More than 4 thousand binder clips and 2 thousand pennies assemble in this hulking form based on the lattice structure of diamonds.

Designed and constructed in May–October, 2014.

A different view, nearly along an axis of 3-fold symmetry

Closeup view of 6-fold and 7-fold spirals

A total of 4344 binder clips pinch \$21.72 worth of pennies with no additional adhesive or support in this 35lb architectural feat.

The animation below captures the three-dimensional structure better than I was able to with static images. I initially was not sure whether Penny Pincher would be strong enough to support its own weight, and the accompanying in-progress shots demonstrate my incremental, empirical quest to find out.

This animation (made from a video, not a computer rendering) highlights the sculpture's 3D form.

In progress: just one tunnel

More progress; a 4-way juncture

Even more progress: two junctures connected by a tunnel

Yet another progress shot: almost there!

Photo taken by Will Schwartz

At a larger scale, the surface branches according to the molecular lattice found in diamonds (a.k.a., the face-centered cubic lattice): each four-way juncture locates a carbon atom, with tunnels representing the bonds. This demonstrates only a piece of a repeating, infinite structure, but alas, I don't have that many binder clips!
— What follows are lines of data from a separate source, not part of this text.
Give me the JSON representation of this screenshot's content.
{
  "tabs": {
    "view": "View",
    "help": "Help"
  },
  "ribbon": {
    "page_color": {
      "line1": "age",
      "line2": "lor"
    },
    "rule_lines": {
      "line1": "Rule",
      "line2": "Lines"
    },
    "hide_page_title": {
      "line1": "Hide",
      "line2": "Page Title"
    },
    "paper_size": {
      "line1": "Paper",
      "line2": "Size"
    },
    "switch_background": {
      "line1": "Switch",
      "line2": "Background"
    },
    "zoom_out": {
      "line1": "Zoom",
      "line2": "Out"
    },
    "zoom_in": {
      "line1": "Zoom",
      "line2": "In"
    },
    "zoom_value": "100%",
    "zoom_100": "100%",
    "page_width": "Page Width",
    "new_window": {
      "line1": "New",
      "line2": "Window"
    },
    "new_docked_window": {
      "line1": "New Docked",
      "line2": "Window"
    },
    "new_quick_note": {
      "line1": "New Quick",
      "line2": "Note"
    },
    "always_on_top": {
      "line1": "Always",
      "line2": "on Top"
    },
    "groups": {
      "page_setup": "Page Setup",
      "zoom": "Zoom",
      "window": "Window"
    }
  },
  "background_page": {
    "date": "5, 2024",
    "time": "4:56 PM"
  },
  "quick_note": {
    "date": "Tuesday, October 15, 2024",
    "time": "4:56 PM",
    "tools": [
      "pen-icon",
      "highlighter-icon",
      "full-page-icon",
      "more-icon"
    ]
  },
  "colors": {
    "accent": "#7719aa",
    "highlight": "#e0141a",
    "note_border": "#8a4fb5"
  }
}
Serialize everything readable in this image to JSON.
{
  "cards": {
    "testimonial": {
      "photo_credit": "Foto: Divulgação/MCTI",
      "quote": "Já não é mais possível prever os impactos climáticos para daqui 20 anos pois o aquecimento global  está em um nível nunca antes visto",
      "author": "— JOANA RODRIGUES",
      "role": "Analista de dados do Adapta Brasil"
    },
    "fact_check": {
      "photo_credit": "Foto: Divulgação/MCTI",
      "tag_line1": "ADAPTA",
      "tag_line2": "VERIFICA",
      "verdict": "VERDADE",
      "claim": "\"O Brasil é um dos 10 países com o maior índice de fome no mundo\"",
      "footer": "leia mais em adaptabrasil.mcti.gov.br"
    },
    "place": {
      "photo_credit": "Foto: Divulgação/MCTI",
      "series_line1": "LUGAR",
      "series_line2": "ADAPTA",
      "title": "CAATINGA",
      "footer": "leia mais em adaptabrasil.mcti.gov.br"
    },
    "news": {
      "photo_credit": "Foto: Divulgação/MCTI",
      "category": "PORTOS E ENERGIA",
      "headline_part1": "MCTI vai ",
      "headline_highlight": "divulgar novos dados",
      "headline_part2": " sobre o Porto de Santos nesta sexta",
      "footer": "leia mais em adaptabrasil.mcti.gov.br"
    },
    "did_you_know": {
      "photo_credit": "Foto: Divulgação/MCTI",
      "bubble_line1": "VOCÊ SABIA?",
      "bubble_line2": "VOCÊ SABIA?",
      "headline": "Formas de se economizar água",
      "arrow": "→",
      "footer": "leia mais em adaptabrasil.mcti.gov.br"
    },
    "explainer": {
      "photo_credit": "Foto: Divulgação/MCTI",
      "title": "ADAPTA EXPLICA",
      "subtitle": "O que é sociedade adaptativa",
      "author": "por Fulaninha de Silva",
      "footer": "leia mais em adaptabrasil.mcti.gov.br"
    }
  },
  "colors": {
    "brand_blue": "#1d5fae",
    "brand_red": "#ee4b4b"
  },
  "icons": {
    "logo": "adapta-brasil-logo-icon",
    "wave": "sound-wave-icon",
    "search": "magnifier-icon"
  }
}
At the smaller scale, six- and seven-sided spirals of binder clips (as in this image above) swirl their way around the surface. Most places on this surface curve in two opposite directions, like a Pringles chip or a horse's saddle (in other words, they have negative Gaussian curvature), thanks to the 7-sided spirals. These 7-spirals are evenly spaced according to the vertices of the {3,7} Regular Gott Pseudopolyhedron, a repeating surface built from equilateral triangles coming together 7 at a time, as illustrated here.

Viewed differently, this surface can be imagined as a mildly stretched version of the Schwarz D Minimal Surface, where the "D" appropriately stands for "Diamond".